Due to its high ride height and low-profile tyres, chilling isn’t a sensation you’re likely to experience behind the wheel of this Hi-Lux. Mitch describes its on-road characteristics as ‘like a go-kart or giant Mini… its ride is very hard and not at all forgiving.’

Nevertheless, this is a small price to pay for driving such a work of art, though like any artist Mitch isn’t completely satisfied with his work. As he was particularly keen to have 20x10” rims, he encountered a great deal of difficulty in finding the right product and has never been entirely happy with his final choice. ‘20x9s are easy to get, but I kept finding 20x10s that I really wanted, only to be informed that they weren’t available. After about three months, I ended up with the ones I’ve got now, but somehow I still don’t feel I’ve got what I wanted.’

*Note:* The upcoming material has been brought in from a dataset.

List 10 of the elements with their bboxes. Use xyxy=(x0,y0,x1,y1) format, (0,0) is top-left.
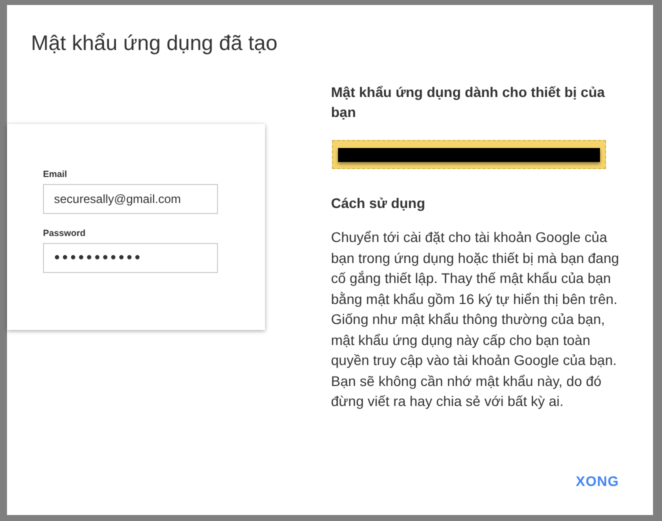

As such, Mitch intends to fit smaller rims that are more to his taste, though he also plans to replace the net tailgate with a couple of sideways strapped waffle boards – an idea borrowed from off-roaders. However, as he has already specified that these boards must be bright orange to fit in with the Hi-Lux’s conspicuous image, he is still looking to source the right product.

Since we took the pictures you see on these pages, Mitch has made a few more changes to the Hi-Lux, too. We’re not going to tell you what they are, though, because something else that’s changed in the family’s life is that Janet, too, now owns an example of Toyota’s finest. And not just any example, either – once again, we’re saying nothing, but if you’re a (very) long-time reader of this magazine you’ll relish the fact that it, too, is going to be appearing here in a few issues’ time.

At that point, we’ll also bring you up to date with Mitch’s latest additions to his own Hi-Lux, which is now in its seventh year with him – twice the length of time he originally intended to own it for. Why did he change his mind? Simply because he’s become too attached to the vehicle, he explains – but also because he doesn’t like the way the latest-generation Hi-Lux, which he would have traded it for, has become less truck-like.

‘I don’t really like this SUV-like image that all pick-ups are starting to adopt,’ he concludes. ‘To me, they’re all starting to look a little too much the same.’

So you won’t be seeing Mitch doing the same thing to a newer Hi-Lux than his own, then. Which he’s perfectly happy with, but perhaps that’s a shame for the rest of us. Because let’s face it, if the most modern model really does look too much like everything else, what better way could there be of remedying that than a dose of the Lewis magic?